2

I have a string (nested strings even) that are formatted like a C++ braced initializer list. I want to tokenize them one level at a time into a vector of strings.

So when I input "{one, two, three}" to the function should output a three element vector

"one",

"two",

"three"

To complicate this, it needs to support quoted tokens and preserve nested lists:

Input String: "{one, {2, \"three four\"}}, \"five, six\", {\"seven, eight\"}}"

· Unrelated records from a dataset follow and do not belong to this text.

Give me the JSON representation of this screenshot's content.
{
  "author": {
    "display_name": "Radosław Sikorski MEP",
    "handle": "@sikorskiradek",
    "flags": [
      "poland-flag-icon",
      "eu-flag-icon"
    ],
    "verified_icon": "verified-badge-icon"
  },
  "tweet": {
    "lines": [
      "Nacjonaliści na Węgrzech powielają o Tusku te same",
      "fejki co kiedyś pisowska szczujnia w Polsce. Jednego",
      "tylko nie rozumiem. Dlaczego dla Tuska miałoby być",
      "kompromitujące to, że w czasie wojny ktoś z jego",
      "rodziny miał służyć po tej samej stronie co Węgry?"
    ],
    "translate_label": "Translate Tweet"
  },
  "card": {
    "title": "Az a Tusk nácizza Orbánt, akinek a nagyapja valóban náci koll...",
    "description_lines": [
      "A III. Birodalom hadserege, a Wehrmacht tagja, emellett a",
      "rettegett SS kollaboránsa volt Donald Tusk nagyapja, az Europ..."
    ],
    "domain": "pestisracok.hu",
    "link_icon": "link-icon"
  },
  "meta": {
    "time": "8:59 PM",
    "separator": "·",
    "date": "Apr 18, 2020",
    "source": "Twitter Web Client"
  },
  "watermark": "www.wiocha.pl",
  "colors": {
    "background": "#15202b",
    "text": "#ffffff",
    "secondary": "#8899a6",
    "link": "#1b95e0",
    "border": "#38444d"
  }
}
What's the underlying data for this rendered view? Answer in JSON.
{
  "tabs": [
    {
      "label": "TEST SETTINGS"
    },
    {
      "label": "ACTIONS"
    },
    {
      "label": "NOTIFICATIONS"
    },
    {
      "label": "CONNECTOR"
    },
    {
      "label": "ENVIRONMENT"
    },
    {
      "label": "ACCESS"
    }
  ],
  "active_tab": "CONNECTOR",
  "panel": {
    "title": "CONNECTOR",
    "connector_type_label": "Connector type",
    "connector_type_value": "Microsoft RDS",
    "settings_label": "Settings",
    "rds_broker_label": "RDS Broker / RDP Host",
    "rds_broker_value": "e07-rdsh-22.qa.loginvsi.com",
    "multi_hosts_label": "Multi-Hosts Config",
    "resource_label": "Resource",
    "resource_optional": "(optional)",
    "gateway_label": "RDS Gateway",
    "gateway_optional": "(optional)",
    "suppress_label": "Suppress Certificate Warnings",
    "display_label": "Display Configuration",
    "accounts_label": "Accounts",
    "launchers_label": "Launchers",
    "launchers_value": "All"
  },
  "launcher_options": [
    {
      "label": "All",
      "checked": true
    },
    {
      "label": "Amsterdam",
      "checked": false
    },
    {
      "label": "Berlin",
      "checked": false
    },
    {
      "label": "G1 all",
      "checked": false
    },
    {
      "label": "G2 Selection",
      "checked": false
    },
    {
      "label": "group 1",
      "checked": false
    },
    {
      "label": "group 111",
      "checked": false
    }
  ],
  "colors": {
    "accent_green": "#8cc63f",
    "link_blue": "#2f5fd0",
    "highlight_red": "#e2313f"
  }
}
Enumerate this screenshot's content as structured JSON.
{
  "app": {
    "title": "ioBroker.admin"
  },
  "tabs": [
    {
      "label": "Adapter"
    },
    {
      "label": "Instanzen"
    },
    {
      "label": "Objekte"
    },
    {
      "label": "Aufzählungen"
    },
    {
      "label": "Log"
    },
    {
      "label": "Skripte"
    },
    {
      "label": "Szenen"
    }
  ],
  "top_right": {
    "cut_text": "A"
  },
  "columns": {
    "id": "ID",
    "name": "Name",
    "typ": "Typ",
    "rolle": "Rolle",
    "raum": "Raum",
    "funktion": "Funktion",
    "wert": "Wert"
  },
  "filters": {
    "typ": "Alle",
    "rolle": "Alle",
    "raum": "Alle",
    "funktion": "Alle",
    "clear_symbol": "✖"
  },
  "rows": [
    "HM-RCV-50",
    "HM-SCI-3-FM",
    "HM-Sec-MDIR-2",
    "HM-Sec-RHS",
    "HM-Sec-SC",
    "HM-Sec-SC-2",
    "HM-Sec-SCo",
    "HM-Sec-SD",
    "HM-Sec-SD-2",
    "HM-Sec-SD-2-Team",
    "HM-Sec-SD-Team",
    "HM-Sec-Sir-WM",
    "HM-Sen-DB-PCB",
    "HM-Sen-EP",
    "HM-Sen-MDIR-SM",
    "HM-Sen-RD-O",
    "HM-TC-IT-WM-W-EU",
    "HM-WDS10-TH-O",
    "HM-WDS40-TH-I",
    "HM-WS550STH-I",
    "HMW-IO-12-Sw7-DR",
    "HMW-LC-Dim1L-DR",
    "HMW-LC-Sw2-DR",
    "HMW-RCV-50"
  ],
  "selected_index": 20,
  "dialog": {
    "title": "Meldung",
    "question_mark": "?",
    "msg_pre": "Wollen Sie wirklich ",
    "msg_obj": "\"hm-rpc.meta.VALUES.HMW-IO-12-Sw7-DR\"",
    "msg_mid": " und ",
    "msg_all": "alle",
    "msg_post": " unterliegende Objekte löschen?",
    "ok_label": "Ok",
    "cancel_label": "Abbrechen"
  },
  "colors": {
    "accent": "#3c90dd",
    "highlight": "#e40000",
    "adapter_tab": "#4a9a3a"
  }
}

Output is a four element vector:

"one",

"{2, \"three four\"}",

"five, six",

"{\"seven, eight\"}"

I've looked at a few other SO posts:

Using Boost Tokenizer escaped_list_separator with different parameters

Boost split not traversing inside of parenthesis or braces

And used those to start a solution, but this seems slightly too complicated for the tokenizer (because of the braces):

#include <boost/algorithm/string.hpp>
#include <boost/tokenizer.hpp>

std::vector<std::string> TokenizeBracedList(const std::string& x)
{
  std::vector<std::string> tokens;

  std::string separator1("");
  std::string separator2(",\n\t\r");
  std::string separator3("\"\'");

  boost::escaped_list_separator<char> elements(separator1, separator2, separator3);
  boost::tokenizer<boost::escaped_list_separator<char>> tokenizer(x, elements);

  for(auto i = std::begin(tokenizer); i != std::end(tokenizer); ++i)
  {
    auto token = *i;
    boost::algorithm::trim(token);
    tokens.push_back(token);
  }

  return tokens;
}

With this, even in the trivial case, it doesn't strip the opening and closing braces.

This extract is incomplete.